In this Book
Published in 1921, The History of the Negro Church traces the construction of the black church in America from colonial times through the early years of the twentieth century. The book unfolds a series of biographical sketches of male church leaders through the decades, and offers a broad critique of church experience. Beginning with early church movements in the North and efforts to minister to slaves in the South, Woodson describes the origins of religious instruction for a race that he characterizes as "neglected" among an unenlightened colonial population. The book offers a sophisticated and roving history of the limits of black inclusion in church and state. Indeed, Woodson's penetrating vision of the deep themes of American history and his incisive understanding of spiritual character make for a lively passage through a long history.
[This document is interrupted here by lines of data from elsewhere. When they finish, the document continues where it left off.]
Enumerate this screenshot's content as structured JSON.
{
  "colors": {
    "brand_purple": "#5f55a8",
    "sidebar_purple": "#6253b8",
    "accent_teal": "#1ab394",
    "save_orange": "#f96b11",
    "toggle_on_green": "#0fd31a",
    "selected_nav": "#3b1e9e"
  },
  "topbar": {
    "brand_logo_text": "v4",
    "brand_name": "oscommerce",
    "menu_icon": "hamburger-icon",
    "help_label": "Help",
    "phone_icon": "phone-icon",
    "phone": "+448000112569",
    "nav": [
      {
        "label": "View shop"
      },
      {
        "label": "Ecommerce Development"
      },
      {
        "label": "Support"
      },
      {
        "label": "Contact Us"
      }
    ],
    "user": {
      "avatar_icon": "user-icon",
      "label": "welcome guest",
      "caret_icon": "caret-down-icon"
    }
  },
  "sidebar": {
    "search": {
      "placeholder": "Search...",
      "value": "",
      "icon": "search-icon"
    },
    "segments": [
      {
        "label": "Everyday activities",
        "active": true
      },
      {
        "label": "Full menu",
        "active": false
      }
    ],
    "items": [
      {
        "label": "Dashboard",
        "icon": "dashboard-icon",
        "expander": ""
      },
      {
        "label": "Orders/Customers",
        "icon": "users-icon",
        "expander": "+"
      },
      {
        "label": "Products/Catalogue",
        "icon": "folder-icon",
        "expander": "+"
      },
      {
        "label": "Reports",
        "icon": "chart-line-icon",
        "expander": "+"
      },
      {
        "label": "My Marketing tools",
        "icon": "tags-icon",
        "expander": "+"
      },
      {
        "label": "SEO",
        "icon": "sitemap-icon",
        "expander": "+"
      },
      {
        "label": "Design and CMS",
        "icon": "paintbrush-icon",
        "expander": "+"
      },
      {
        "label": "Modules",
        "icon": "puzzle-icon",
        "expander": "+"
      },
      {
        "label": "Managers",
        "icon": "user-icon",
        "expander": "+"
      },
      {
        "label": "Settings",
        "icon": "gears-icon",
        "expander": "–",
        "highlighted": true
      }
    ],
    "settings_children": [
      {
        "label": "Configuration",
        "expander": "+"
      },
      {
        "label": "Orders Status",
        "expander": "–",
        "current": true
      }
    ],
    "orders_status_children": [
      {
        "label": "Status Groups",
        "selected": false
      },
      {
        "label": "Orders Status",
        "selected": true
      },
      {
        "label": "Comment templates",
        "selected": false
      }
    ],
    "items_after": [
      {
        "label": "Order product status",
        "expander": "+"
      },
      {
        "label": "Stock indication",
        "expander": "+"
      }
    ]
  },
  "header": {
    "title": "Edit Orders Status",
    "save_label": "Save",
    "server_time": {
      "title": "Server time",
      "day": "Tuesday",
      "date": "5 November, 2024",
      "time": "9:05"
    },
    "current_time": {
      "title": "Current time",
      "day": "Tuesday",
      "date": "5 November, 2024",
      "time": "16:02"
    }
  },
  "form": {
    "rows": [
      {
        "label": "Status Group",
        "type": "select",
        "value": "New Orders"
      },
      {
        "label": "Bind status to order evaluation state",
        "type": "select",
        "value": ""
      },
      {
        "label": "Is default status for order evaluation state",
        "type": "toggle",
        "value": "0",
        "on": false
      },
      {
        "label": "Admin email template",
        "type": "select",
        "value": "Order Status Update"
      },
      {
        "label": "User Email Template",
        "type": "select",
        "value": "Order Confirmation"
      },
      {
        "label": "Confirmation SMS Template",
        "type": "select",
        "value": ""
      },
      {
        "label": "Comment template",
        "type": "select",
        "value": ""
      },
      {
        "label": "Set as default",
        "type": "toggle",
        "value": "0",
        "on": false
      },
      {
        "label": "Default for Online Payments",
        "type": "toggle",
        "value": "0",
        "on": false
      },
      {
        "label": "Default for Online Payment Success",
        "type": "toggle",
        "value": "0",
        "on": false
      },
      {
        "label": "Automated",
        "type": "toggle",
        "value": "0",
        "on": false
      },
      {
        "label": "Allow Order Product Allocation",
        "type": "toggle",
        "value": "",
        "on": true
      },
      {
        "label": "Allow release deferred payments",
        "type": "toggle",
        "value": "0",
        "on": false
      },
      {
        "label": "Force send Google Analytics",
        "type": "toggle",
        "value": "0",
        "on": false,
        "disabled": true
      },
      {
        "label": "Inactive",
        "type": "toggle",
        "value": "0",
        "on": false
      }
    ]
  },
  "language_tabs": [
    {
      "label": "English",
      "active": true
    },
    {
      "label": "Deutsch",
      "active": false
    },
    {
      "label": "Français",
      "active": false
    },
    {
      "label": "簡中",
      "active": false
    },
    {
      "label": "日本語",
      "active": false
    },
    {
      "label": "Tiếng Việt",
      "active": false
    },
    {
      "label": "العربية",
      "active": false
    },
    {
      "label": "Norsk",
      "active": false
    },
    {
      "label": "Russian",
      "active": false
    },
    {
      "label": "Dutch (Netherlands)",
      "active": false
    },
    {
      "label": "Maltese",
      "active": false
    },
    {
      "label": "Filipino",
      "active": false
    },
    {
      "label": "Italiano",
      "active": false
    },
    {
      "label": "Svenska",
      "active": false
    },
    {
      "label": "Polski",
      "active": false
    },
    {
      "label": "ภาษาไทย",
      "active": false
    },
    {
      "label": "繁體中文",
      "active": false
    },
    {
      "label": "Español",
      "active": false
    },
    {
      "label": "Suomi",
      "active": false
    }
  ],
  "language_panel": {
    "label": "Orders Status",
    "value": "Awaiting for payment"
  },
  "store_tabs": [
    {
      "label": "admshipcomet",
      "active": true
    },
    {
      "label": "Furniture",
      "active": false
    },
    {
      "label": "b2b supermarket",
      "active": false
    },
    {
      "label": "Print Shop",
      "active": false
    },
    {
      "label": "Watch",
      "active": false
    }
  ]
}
Many of his observations about the class, caste, and church seem only more relevant with the passage of time.
A DOCSOUTH BOOK. This collaboration between UNC Press and the University of North Carolina at Chapel Hill Library brings classic works from the digital library of Documenting the American South back into print. DocSouth Books uses the latest digital technologies to make these works available in paperback and e-book formats. Selected and edited by Bryan Giemza, Director of the Southern Historical Collection, each book contains a short summary and is otherwise unaltered from the original publication. DocSouth Books provide affordable and easily accessible editions to a new generation of scholars, students, and general readers.